Rep. John Benson (DFL-Minnetonka) said it's an issue "that is going to impact the University of Minnesota as well as companies. Minnesota has been a leader in biotechnology, and this (amendment) threatens it. ... This has great economic consequences for the state. This amendment is a theological construct, and it is damaging."

The bill's two other amendments came from DFLer Gene Pelowski of Winona. He has consistently been tough on MnSCU and its use of money, and has pushed for legislation that would force it to trim executive salaries and become more efficient.

His amendment would not allow the MnSCU chancellor to make more than the governor -- a cut of about two-thirds, considering the chancellor's salary of about $360,000. The amendment would also ban bonuses such as the $40,000 one that Chancellor James McCormick received that had union workers fuming last summer.

"The head of the higher ed system will suffer what the rest of the system is suffering," he said.

Pelowski said that limiting the chancellor's salary could  have an effect on the salaries of other MnSCU executives as well.

The House also passed his amendment calling for an evaluation of MnSCU's efficiency. Although critics of the amendment have said a performance audit has already been done, Pelowski said the MnSCU needs to consider things such as cutting one layer of administration, sharing services and forming multi-campus institiutions.

"You do not get two layers of administration," he said. "It's not sustainable."

Other highlights of the bill include:

  • State agency cuts. The State Office of Higher Education administration would decrease by 15.4 percent.

  • State Grant Program stability. The bill would increase appropriations by 9.4 percent -- leaving it fully funded -- and leave untouched the Work-Study Postsecondary Child Grant programs.

  • Fixed  tuition. Schools would be encouraged to offer a “stable tuition” program that would enable students to pay the same tuition through their college careers — four years at universities and two years at community and technical colleges.

  • Benchmarks. The state would withhold one percent of the funding for both MnSCU and the U until the systems met benchmarks related to things such as graduation rates, diversity and institutional financial aid.

  • Senior classes. The House would reduce from 66 to 62 the age at which residents could participate in a reduced-rate college courses.

  • A study of for-profits. The state would study graduate education in the for-profit college sector in an attempt to protect graduate students’ rights.

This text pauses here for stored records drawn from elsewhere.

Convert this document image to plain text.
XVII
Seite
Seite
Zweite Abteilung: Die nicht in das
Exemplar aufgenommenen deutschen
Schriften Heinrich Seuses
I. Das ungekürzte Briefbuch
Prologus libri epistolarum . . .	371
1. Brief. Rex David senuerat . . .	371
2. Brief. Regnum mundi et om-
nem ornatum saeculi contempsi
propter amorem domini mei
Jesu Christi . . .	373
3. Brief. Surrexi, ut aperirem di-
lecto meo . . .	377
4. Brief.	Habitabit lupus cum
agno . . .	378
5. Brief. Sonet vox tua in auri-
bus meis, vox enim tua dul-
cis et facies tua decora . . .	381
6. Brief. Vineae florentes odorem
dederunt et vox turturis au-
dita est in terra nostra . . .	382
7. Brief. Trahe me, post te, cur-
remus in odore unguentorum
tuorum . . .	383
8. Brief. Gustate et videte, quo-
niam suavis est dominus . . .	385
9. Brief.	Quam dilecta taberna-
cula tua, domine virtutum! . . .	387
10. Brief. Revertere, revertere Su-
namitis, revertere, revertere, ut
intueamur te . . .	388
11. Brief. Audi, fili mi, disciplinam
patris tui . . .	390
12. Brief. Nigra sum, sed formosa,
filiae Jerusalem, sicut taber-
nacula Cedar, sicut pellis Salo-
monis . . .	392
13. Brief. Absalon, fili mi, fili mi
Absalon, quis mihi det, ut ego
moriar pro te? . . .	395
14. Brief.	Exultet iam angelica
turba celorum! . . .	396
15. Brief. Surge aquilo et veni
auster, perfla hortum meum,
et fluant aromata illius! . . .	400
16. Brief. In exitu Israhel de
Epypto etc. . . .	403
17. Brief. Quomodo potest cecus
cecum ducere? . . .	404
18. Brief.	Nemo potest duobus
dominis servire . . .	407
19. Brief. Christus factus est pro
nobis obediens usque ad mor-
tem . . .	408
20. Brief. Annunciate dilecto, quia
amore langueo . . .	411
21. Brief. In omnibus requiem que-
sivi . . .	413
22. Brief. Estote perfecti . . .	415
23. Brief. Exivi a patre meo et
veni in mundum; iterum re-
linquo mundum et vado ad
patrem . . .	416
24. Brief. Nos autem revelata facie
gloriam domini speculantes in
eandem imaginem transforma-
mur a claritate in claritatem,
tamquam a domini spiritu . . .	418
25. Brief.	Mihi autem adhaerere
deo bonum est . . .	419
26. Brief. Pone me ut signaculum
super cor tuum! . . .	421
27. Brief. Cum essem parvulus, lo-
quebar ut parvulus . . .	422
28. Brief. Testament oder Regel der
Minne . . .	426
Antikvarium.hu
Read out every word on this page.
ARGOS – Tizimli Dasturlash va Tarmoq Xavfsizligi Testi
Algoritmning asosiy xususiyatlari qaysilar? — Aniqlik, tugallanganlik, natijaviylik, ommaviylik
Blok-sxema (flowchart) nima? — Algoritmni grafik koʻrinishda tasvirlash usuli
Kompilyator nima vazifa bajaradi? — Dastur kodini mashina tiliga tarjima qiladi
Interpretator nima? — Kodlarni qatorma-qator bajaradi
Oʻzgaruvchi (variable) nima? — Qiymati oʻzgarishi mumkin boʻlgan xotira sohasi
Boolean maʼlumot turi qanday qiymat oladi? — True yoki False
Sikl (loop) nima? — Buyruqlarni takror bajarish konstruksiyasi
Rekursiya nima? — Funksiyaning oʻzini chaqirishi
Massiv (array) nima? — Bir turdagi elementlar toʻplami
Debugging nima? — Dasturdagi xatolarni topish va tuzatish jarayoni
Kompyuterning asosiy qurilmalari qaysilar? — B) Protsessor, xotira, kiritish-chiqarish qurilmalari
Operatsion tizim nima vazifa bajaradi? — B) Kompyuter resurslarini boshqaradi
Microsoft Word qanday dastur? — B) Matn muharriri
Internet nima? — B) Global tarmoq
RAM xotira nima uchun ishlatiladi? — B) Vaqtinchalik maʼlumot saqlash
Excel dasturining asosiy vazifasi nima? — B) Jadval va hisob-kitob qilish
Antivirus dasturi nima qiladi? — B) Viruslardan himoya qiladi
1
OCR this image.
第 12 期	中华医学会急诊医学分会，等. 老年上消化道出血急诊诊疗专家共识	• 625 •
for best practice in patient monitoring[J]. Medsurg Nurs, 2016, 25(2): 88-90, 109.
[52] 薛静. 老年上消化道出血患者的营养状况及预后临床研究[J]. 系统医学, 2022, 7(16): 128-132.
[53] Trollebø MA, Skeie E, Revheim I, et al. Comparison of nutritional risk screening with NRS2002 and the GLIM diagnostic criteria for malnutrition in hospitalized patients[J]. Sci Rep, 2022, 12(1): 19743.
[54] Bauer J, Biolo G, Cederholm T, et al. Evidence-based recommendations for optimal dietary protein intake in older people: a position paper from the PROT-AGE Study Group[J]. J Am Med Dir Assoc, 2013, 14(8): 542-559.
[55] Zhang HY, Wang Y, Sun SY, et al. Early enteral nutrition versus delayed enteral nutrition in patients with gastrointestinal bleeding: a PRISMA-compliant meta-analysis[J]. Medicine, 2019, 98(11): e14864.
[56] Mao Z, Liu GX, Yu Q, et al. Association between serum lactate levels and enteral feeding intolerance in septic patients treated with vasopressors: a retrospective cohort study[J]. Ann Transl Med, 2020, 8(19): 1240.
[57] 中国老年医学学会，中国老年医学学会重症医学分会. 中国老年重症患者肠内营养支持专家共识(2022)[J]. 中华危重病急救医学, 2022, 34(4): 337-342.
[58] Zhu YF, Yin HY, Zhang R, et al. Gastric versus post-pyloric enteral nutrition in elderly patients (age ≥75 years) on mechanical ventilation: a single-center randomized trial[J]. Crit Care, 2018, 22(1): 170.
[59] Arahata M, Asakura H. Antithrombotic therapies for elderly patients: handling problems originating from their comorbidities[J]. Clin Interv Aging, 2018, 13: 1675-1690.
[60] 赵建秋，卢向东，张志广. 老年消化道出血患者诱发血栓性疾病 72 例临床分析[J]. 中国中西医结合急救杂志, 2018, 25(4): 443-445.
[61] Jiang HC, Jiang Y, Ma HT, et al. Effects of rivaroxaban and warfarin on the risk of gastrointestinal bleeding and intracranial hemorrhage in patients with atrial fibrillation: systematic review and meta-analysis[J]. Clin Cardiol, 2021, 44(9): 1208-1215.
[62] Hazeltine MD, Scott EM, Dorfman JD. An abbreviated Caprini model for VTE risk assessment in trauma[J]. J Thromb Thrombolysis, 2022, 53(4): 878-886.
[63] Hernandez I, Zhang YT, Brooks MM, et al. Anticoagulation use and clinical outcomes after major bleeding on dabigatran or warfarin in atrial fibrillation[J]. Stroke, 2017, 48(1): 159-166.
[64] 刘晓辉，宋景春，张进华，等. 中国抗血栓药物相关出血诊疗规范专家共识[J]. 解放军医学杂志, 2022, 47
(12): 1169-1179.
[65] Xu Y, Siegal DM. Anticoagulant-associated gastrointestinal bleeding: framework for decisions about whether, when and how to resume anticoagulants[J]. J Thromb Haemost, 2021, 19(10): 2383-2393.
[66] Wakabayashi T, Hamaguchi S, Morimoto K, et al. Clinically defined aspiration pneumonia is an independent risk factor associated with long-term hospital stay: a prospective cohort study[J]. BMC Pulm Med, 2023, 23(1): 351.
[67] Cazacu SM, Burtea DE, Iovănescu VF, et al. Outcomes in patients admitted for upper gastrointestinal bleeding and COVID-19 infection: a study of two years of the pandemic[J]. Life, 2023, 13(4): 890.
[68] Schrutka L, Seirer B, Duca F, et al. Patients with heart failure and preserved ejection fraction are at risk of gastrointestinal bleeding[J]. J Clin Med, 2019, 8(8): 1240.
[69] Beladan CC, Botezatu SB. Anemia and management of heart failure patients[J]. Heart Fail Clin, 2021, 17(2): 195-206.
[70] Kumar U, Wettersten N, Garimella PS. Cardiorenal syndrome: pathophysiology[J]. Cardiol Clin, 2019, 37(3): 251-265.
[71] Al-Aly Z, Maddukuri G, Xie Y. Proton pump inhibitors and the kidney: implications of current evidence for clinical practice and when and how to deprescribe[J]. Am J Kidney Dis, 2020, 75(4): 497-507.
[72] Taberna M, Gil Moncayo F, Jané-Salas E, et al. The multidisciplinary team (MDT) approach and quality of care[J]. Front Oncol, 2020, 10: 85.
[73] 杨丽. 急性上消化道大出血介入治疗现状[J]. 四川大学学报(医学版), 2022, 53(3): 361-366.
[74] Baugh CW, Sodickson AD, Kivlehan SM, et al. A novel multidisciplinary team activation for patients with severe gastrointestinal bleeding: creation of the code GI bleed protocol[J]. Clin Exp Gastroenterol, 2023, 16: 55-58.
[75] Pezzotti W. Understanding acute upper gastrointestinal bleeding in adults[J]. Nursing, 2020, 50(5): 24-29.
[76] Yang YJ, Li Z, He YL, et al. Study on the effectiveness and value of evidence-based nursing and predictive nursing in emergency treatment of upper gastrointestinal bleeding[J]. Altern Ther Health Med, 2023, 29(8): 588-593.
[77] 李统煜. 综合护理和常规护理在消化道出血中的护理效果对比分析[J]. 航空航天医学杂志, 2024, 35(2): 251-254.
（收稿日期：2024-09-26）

  • Credit transfers. MnSCU would have to allow students to transfer credits from one MnSCU school to another on a 1:1 basis, at least as electives.

  • Mandates. The bill would repeal requirements for college bookstores to sell apparel made in America, and for public employers (such as higher-ed institutions) from requiring the purchase of certain items from the United States.

Nornes said he doesn’t expect or support any proposals to close campuses, but Rep. Tom Rukavina (DFL-Virginia) said tiny colleges just might. Rainy River Community College, which he said has only about 300 students, would take a cut of more than $2,100 per student -- possibly forcing closure. "It's 110 miles to the nearest (college) from International Falls, and you're cutting that campus," Rukavina said. "There are no highlights in this bill. There's nothing but lowlights." Nornes told the House, "Under the circumstances, it’s the best we can do. And we're not the only state in this situation."